El Nacimiento de la Primavera
Alicia Expulsada del País de las Maravillas
Recuerdo con nostalgia aquellas preciosas y cálidas tardes de otoño en las que era todavía un pintor desconocido. Un joven pintor de gran vitalidad, impregnado de esa vieja y olvidada sangre romántica que le hacía pasar largas noches en vela, perturbando los sueños de sus amigos los moradores del alba. Un pintor que lo único que hacía y que quería hacer el resto de su vida era pintar. Un pintor que disfrutaba con cada uno de los efímeros instantes en los que su pincel surcaba la preciosa estepa blanca de la pasión. De esa su enfermizamente obsesiva gran pasión, pintar.
Pintar nada más levantarse por las mañanas con el alegre canto de sus amigos los gorriones que habitaban su balcón. Pintar durante el desayuno en las arrugadas y enmohecidas cajas rojas de cereales. Pintar sobre el vaho que envolvía el espejo del baño, ocultando su rostro, los grises días en los que la relajación del agua constituía un momento de inspiración y merecido descanso. Pintar con los granos de arroz de su plato, creando maravillosas composiciones compuestas por millones y millones de puntos que conformaban una gran línea imaginaria hacia su alma, mientras escuchaba el hipnotizante vuelo de una mosca. Pintar con sus largos, delgados y amenazantes dedos, tétricas sombras chinescas desde su cama justo antes de caer rendido ante el inmenso lienzo azul de la noche.

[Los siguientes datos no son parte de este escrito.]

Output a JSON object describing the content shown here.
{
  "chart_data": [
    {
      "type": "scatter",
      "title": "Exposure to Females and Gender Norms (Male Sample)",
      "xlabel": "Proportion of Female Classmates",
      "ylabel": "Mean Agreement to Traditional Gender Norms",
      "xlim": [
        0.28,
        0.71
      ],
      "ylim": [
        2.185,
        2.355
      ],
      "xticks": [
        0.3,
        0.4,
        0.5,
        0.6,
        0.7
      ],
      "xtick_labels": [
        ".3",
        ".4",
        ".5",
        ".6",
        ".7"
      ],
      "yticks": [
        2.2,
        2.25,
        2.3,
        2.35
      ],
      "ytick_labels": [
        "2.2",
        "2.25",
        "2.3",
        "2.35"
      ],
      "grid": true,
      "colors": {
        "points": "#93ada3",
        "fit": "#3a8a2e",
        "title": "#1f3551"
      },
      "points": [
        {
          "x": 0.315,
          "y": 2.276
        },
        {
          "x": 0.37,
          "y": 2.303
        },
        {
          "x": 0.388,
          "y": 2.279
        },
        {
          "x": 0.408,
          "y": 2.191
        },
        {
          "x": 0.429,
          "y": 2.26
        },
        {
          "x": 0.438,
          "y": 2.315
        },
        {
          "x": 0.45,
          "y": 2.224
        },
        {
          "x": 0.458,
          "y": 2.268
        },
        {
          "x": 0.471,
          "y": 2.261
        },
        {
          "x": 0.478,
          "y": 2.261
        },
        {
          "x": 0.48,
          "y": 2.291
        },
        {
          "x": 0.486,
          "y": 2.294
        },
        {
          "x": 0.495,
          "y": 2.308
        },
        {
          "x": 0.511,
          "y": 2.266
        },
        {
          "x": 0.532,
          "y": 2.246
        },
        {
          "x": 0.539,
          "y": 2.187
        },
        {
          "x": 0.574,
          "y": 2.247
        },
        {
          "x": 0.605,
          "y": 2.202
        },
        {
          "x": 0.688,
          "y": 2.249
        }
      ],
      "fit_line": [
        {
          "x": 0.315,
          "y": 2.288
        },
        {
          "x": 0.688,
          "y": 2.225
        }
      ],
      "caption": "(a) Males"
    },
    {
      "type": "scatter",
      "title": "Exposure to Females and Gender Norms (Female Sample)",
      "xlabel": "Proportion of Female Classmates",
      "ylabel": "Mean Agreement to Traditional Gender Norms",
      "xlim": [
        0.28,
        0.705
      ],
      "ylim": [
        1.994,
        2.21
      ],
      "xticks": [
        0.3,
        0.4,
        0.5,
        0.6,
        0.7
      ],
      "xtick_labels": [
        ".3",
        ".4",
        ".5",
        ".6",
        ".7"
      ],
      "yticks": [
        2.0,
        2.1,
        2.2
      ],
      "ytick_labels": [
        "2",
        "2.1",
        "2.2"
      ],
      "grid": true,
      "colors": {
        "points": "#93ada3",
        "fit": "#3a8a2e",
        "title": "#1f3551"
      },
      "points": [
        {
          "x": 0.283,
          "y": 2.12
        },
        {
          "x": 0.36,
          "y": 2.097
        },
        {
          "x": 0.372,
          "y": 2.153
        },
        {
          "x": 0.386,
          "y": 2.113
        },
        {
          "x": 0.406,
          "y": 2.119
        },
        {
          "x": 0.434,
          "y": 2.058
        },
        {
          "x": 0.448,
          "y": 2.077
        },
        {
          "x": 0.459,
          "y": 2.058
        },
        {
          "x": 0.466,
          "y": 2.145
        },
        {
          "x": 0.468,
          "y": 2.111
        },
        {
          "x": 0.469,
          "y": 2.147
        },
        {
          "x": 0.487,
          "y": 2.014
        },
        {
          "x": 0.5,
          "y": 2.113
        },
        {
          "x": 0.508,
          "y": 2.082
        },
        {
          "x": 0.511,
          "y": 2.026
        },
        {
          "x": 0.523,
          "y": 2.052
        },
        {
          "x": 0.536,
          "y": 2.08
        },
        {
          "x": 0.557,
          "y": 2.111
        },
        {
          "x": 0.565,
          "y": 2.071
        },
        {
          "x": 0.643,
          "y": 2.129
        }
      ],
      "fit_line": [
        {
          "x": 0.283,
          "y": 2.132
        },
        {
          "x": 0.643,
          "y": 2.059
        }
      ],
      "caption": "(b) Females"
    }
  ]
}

Toda su vida, era un constante ir y venir de siluetas, de blancos, de formas, de colores, de pelos de cerda, o de marta, o de ana, o de alicia, o de no se sabe qué siniestro animal que vivía en el bosque. Todas sus inspiraciones y todas sus expiraciones estaban encaminadas a construir una imagen permanente, perteneciente a un gran boceto mental, solamente trasladable a una vetusta y apolillada madera sacada del desván, por medio de una depurada, exquisita y obviada técnica aprehendida de un anciano gran maestro italiano. Todo era perfecto.
Pero de repente, una calurosa mañana de verano, cuando la sensación de felicidad rozaba el más humillante dolor, apareció caminando por el angosto sendero del lago, una bella y radiante jovencita vestida con etéreas sedas transparentes, que dejaban entrever los preciados y exquisitos aromas de la primavera, mientras bailaban cómplices con la tórrida brisa que descendía de las montañas.
Portaba entre sus rosadas y delicadas manos una diminuta caja negra de piel y cartón, envejecida por el paso del tiempo y la dureza de las estaciones. Una pequeña y graciosa caja que contenía sus recuerdos. Una pequeña y silenciosa caja con la que podía capturar sus pensamientos. Una pequeña y misteriosa caja con la que delimitaba sus deseos.
Fue en aquel momento, cuando nuestro querido y adorado pintor (ese que solamente pensaba a todas horas en pintar) quedó prendado de la belleza de aquella joven de largos cabellos, y de la enigmática cajita que siempre la acompañaba en sus paseos. Fue entonces, cuando un sentimiento diferente al de pintar, invadió todos los rincones de su ser con una fuerza inusitada. Fue entonces, cuando los pelos de sus pinceles, los colores de sus botes, los blancos de sus lienzos, se quedaron huérfanos de padre por primera, única y última vez. Fue entonces, cuando la obsesión de pintar dejó paso a otra novedosa, profunda e intensa sensación; la de amar.
Amar. Ese el nuevo divertimento con el que ocupar las largas noches de frío invierno.
Amar. Esa la utópica diversión con la que enmascarar sus retorcidas y agónicas pinturas.
Amar. Ese el desgraciado legado que le cedieron sus ancestros por el que dejó de pintar.
Ese el regalo con el que comenzó a mirar, a disfrutar, a vivir, a sentir, a gozar, a fotografiar.